I have a PG table with about 30M records. I'm noticing that when I query the table with IN clause that would fetch lot of rows, the query is taking a long time to respond (~3 minutes) Question Although my query is using indices, how can I make the query faster?

mydb=> explain analyze select count(scores), sum(scores) from mytable 
       where classes in ('1st','2nd','3rd') and school_year in ('2018');


QUERY PLAN
-------------------------------------------------------------------------------------------------------------------------------------------------------------------
 Aggregate  (cost=1150864.84..1150864.85 rows=1 width=40) (actual time=185454.773..185454.773 rows=1 loops=1)
   ->  Bitmap Heap Scan on mytable  (cost=16998.63..1146247.22 rows=923525 width=6) (actual time=934.546..184704.246 rows=967663 loops=1)
         Recheck Cond: ((classes)::text = ANY ('{1st,2nd,3rd}'::text[]))
         Filter: (school_year = 2018)
         Heap Blocks: exact=448386
         ->  Bitmap Index Scan on mytable_classes_idx  (cost=0.00..16767.75 rows=923525 width=0) (actual time=736.690..736.690 rows=967663 loops=1)
               Index Cond: ((classes)::text = ANY ('{1st,2nd,3rd}'::text[]))
 Planning time: 1.252 ms
 Execution time: 185463.153 ms
(9 rows)

Additional Details

                                                version
--------------------------------------------------------------------------------------------------------
 PostgreSQL 10.9 on x86_64-pc-linux-gnu, compiled by gcc (GCC) 4.8.3 20140911 (Red Hat 4.8.3-9), 64-bit
(1 row)

Best Answer

One odd thing is that the filter Filter: (school_year = 2018) doesn't remove any rows. So either the entire table has school_year = 2018, or all the rows which meet the criteria classes in ('1st','2nd','3rd') have school_year = 2018. Either way, it seems a bit odd. Is this how your real problem is, or is it an artefact of creating a smaller demonstration problem?

The slowness probably comes from the IO needed to read a large amount of the table. Doing the EXPLAIN (ANALYZE, BUFFERS), especially with "track_io_timing" turned on, would be especially helpful to figure that out.
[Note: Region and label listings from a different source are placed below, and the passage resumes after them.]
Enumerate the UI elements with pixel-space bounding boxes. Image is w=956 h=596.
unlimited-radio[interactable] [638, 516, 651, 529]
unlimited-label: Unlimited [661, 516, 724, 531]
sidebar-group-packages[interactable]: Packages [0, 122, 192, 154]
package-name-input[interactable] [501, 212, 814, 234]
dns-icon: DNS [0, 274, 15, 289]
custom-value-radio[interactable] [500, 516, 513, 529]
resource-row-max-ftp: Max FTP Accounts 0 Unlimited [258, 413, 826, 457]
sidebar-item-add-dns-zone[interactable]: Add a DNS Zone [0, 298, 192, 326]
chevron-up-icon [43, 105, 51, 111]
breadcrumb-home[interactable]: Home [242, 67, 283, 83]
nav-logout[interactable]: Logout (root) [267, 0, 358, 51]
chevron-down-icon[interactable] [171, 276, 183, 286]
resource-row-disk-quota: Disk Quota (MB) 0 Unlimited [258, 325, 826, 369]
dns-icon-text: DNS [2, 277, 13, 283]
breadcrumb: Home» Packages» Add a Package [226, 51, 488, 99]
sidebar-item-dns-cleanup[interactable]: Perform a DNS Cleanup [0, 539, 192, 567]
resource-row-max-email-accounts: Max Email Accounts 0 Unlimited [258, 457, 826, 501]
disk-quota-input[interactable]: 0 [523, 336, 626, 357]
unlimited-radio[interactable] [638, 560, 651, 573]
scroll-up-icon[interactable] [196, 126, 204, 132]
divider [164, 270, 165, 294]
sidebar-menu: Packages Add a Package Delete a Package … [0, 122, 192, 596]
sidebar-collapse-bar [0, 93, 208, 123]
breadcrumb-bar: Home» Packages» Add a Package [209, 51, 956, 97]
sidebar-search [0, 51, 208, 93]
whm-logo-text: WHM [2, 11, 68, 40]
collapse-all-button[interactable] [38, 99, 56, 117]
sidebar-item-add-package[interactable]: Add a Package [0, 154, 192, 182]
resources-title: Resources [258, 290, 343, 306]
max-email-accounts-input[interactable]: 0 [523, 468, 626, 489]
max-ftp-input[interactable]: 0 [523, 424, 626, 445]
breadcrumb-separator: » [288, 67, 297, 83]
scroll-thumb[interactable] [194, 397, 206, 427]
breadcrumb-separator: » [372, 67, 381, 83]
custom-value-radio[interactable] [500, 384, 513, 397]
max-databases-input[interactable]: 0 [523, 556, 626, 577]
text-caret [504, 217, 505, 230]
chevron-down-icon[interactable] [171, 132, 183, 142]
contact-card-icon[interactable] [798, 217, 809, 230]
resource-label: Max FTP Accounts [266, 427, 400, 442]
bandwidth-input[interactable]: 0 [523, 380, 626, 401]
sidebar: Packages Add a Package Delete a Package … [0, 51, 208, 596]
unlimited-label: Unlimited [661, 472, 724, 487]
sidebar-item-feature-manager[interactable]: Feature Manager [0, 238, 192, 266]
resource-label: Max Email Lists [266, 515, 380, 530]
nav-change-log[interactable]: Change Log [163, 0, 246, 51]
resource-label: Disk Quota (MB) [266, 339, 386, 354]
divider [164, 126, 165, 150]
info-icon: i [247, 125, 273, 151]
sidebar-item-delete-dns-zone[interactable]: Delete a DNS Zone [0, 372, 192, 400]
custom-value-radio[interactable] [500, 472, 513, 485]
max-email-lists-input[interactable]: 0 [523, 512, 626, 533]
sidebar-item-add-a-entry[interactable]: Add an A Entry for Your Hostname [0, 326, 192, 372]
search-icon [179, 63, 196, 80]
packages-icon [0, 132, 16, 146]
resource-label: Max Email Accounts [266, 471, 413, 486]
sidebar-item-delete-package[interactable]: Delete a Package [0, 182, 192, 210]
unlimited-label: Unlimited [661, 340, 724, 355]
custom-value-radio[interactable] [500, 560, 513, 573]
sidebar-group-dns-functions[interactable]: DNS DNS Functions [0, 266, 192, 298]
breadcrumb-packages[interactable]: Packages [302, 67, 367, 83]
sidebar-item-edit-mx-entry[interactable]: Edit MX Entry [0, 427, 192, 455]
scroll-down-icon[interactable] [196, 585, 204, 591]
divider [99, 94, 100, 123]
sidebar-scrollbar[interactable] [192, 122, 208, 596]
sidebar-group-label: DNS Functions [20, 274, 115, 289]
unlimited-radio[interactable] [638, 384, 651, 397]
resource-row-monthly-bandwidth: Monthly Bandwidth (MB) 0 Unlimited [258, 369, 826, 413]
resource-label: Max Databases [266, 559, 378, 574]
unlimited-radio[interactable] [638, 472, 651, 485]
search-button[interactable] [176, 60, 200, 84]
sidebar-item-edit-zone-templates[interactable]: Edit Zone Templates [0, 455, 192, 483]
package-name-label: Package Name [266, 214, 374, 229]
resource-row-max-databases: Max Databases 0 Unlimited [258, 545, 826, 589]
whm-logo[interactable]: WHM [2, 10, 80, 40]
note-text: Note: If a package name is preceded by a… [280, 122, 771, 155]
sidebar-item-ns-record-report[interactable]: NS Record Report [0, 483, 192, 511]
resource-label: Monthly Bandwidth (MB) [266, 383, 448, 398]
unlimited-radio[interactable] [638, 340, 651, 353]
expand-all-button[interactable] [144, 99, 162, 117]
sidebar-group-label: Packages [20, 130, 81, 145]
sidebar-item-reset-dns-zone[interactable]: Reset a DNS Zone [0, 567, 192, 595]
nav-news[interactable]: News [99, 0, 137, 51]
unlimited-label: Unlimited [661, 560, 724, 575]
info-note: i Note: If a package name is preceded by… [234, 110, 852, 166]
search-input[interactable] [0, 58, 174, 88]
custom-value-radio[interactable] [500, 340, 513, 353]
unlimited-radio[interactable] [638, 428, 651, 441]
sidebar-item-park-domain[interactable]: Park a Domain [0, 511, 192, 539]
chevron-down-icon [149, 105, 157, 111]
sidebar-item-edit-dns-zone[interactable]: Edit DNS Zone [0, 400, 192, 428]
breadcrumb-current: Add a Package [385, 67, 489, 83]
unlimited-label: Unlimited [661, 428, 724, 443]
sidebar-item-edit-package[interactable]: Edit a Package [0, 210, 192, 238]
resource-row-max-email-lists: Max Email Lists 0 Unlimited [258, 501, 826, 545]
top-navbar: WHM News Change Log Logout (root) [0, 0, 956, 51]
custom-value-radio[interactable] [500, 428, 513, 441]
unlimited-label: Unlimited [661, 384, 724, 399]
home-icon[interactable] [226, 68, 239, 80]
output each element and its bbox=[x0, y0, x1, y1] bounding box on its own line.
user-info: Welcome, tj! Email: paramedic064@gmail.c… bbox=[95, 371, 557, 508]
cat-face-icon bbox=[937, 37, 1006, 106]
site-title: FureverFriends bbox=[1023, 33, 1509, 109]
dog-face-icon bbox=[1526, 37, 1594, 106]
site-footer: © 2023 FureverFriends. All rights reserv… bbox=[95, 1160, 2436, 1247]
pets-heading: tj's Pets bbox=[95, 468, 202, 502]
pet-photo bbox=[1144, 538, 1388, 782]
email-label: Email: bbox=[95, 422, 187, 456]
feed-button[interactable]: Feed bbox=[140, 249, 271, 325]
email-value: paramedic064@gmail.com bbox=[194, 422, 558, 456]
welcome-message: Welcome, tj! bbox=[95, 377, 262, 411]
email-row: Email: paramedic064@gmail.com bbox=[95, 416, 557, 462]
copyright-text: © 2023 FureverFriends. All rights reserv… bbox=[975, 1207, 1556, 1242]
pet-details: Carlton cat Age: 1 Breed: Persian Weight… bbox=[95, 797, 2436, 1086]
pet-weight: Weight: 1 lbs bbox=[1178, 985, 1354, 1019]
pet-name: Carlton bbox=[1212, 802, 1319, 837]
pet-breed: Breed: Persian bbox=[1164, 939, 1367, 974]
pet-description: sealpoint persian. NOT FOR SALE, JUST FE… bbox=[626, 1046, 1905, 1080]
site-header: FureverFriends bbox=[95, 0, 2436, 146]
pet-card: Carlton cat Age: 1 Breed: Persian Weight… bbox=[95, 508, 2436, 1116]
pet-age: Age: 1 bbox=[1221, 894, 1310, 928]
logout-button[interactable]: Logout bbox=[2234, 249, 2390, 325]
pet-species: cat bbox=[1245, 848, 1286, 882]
If so, creating an index that includes all of the columns, like:

create index on mytable (classes, school_year, score);

should make this much faster. It will allow an index-only scan, instead of an scan which still needs to visit the table for each row. But for this to be effective, the table must be kept well-vacuumed. The default settings of autovac will probably not be enough.